This is just a general recommendation for the whole series. Around a year ago, I was looking into whether it was worth my buying a Mac application called Hazel and my research led me to an edition of Mac Power Users. I remember listening to that on my way somewhere and learning that it was episode 79. They're now, today, on episode 187.
I'm sure I haven't listened to all of them but without doubt I've heard more than ninety of them.
Katie Floyd and David Sparks present this weekly show about Macs, iPads, iPhones and suchforth. Typically they'll take a topic – today it's a rather general one on word processing but it can concentrate on something more specific like Hazel or Evernote – and will bat through the basics and on to tips about it all. Even if you know the topic, they tend to have found new angels on it and it is a running joke that every listener ends up spending more money than they want because we've been convinced about some new software or hardware.
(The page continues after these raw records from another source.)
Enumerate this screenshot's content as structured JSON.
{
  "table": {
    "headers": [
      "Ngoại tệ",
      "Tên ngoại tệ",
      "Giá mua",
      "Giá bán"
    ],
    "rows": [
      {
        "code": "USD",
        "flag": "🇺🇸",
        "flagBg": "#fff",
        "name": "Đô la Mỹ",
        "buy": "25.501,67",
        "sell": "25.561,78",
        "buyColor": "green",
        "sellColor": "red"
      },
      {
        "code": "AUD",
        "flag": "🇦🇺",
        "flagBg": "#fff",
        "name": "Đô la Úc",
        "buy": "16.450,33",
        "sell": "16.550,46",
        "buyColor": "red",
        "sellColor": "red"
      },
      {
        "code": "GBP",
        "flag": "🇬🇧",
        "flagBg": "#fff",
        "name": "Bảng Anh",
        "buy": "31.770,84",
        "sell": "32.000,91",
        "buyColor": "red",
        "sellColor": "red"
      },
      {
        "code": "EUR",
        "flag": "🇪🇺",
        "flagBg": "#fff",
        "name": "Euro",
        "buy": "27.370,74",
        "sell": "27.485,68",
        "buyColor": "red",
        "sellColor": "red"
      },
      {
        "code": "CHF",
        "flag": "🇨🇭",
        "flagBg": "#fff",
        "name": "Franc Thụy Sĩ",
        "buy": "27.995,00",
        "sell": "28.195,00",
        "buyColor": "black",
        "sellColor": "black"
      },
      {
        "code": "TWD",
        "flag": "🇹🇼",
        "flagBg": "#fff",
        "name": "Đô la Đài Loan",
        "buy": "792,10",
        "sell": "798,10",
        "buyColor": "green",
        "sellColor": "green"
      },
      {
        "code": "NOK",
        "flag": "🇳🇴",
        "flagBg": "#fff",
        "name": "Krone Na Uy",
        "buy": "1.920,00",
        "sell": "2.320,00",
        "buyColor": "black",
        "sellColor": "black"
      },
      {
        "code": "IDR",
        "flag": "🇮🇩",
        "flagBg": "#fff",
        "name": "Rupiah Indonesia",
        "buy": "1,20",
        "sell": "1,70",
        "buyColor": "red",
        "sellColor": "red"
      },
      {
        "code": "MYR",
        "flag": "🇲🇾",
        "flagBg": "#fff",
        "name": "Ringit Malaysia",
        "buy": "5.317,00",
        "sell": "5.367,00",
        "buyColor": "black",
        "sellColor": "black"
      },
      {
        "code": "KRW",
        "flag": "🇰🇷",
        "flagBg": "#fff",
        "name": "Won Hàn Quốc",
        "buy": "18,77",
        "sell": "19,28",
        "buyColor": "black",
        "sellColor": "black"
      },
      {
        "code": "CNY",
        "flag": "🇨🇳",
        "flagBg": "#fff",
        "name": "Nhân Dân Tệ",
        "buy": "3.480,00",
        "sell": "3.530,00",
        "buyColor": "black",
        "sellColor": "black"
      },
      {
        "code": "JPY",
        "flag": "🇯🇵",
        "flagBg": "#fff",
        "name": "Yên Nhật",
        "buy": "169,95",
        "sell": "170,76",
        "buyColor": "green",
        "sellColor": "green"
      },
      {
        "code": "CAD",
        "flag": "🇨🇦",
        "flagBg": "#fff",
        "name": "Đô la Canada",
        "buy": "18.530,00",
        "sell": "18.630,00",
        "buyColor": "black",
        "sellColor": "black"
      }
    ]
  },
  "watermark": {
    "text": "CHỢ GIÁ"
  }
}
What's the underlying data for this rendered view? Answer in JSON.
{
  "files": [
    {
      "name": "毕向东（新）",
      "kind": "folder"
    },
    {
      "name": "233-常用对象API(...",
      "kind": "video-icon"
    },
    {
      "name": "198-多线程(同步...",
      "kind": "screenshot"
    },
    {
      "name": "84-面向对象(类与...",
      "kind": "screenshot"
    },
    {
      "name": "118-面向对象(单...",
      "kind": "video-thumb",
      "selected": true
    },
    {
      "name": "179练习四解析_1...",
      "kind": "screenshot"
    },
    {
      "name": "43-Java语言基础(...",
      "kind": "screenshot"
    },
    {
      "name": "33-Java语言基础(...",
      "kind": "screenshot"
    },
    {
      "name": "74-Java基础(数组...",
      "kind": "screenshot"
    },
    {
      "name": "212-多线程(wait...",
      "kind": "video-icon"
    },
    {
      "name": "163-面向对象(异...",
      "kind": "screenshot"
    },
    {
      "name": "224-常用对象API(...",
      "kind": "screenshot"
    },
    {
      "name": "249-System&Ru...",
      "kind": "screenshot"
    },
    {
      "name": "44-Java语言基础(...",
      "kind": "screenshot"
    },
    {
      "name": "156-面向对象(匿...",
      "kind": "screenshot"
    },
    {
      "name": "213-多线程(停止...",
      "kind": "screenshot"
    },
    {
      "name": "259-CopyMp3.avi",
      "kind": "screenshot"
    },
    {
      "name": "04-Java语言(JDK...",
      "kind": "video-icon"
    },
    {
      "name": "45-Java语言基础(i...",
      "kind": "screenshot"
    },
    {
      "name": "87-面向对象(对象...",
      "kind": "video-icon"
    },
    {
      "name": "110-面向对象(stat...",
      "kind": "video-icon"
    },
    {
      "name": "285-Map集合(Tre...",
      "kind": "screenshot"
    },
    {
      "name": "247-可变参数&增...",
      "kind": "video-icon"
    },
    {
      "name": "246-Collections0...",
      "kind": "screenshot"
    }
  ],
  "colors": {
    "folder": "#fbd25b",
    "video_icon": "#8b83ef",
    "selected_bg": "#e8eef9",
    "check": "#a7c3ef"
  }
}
The topic interests me because I am pretty fully in the Apple scheme of working and if you aren't, there is nothing here for you.
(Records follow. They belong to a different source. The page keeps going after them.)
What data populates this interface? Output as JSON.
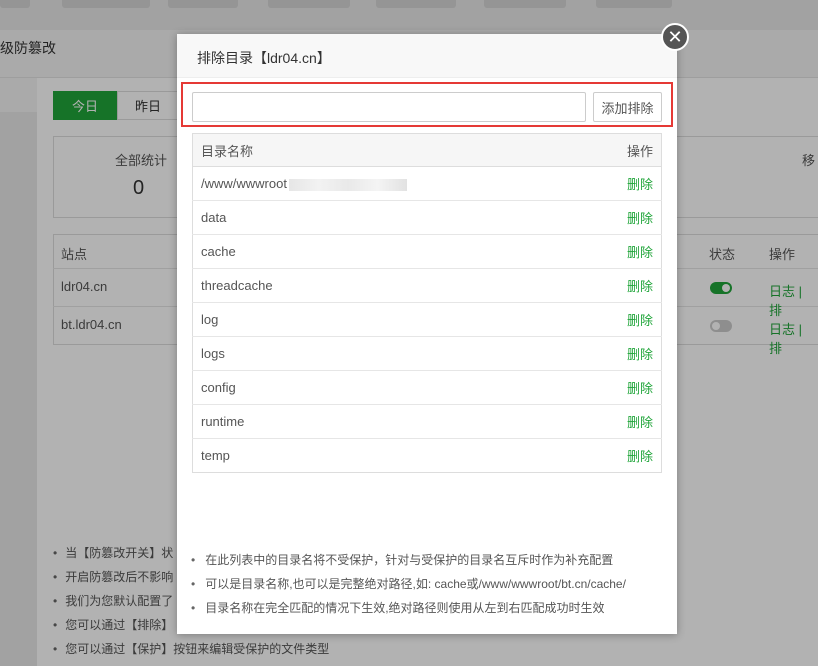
{
  "background": {
    "page_title": "级防篡改",
    "tabs": [
      "今日",
      "昨日"
    ],
    "stat_label": "全部统计",
    "stat_value": "0",
    "stat_right_label": "移",
    "table": {
      "headers": {
        "site": "站点",
        "status": "状态",
        "action": "操作"
      },
      "rows": [
        {
          "site": "ldr04.cn",
          "status_on": true,
          "action": "日志 | 排"
        },
        {
          "site": "bt.ldr04.cn",
          "status_on": false,
          "action": "日志 | 排"
        }
      ]
    },
    "notes": [
      "当【防篡改开关】状",
      "开启防篡改后不影响",
      "我们为您默认配置了",
      "您可以通过【排除】",
      "您可以通过【保护】按钮来编辑受保护的文件类型"
    ]
  },
  "modal": {
    "title": "排除目录【ldr04.cn】",
    "close_symbol": "✕",
    "input": {
      "value": "",
      "placeholder": ""
    },
    "add_button": "添加排除",
    "table": {
      "header_name": "目录名称",
      "header_action": "操作",
      "delete_label": "删除",
      "rows": [
        "/www/wwwroot",
        "data",
        "cache",
        "threadcache",
        "log",
        "logs",
        "config",
        "runtime",
        "temp"
      ]
    },
    "tips": [
      "在此列表中的目录名将不受保护，针对与受保护的目录名互斥时作为补充配置",
      "可以是目录名称,也可以是完整绝对路径,如: cache或/www/wwwroot/bt.cn/cache/",
      "目录名称在完全匹配的情况下生效,绝对路径则使用从左到右匹配成功时生效"
    ]
  },
  "colors": {
    "accent": "#20a53a",
    "highlight_border": "#e53935"
  }
}
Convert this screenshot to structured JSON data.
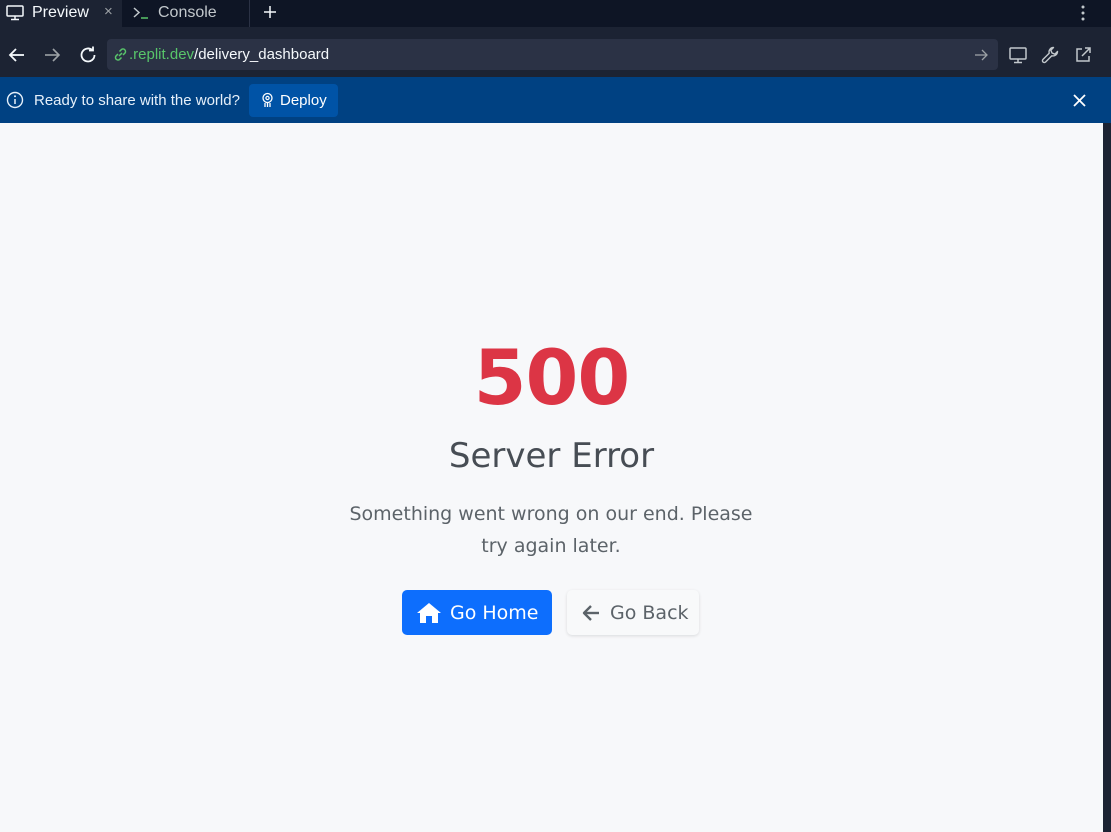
{
  "tabs": {
    "preview_label": "Preview",
    "console_label": "Console",
    "close_glyph": "×",
    "new_tab_glyph": "+"
  },
  "address_bar": {
    "domain": ".replit.dev",
    "path": "/delivery_dashboard"
  },
  "banner": {
    "message": "Ready to share with the world?",
    "deploy_label": "Deploy"
  },
  "error_page": {
    "code": "500",
    "title": "Server Error",
    "message": "Something went wrong on our end. Please try again later.",
    "home_button": "Go Home",
    "back_button": "Go Back"
  },
  "colors": {
    "error_red": "#dc3545",
    "primary_blue": "#0d6efd",
    "banner_blue": "#004182",
    "url_green": "#58c56a"
  },
  "icons": {
    "preview_tab": "monitor-icon",
    "console_tab": "terminal-icon",
    "back": "arrow-left-icon",
    "forward": "arrow-right-icon",
    "reload": "reload-icon",
    "link": "link-icon",
    "go": "arrow-right-icon",
    "devices": "monitor-icon",
    "devtools": "wrench-icon",
    "open_new": "external-link-icon",
    "menu": "kebab-menu-icon",
    "info": "info-icon",
    "deploy": "deploy-icon",
    "close": "close-icon",
    "home": "home-icon",
    "go_back": "arrow-left-icon"
  }
}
But there are many podcasts about Mac things and I've tried a lot of them yet rarely got through an entire episode. Generally they are so poorly produced that the BBC Radio man in me starts twitching. Turn up that microphone. Stop leaving dead air. Bother to learn how to pronounce your guest's name. Things like that stop me listening and Mac Power Users is far more professional than that.
It also avoids the other main thing that stops me listening to various podcasts. Floyd and Sparks are equally knowledgeable and have similar experiences but they are sufficiently different that when one of them tells the other something, you believe that other one doesn't know it. I loathe the common format where one presenter tells another some amazing fact and the second one is appropriately amazed – but I can't help thinking they mustn't have read the script or paid attention during the rehearsals.
At least two presenters are better than many. There's a type of show that used to be known in UK radio as the zoo format: many presenters all together and chatting. Invariably, they sound like they're having a fantastic time. But we're not.
So considering that I used to produce a podcast, it became rare for me to listen to any. Mac Power Users is the only one I get regularly: every Monday morning, there's a new edition and I download it.
More useful than this new habit of mine, though, is the website catalogue of all the shows, all 187 editions so that you can look up any topic and leap right to it. Plus each edition has extensive notes online with links to the many products and other points brought up in the editions.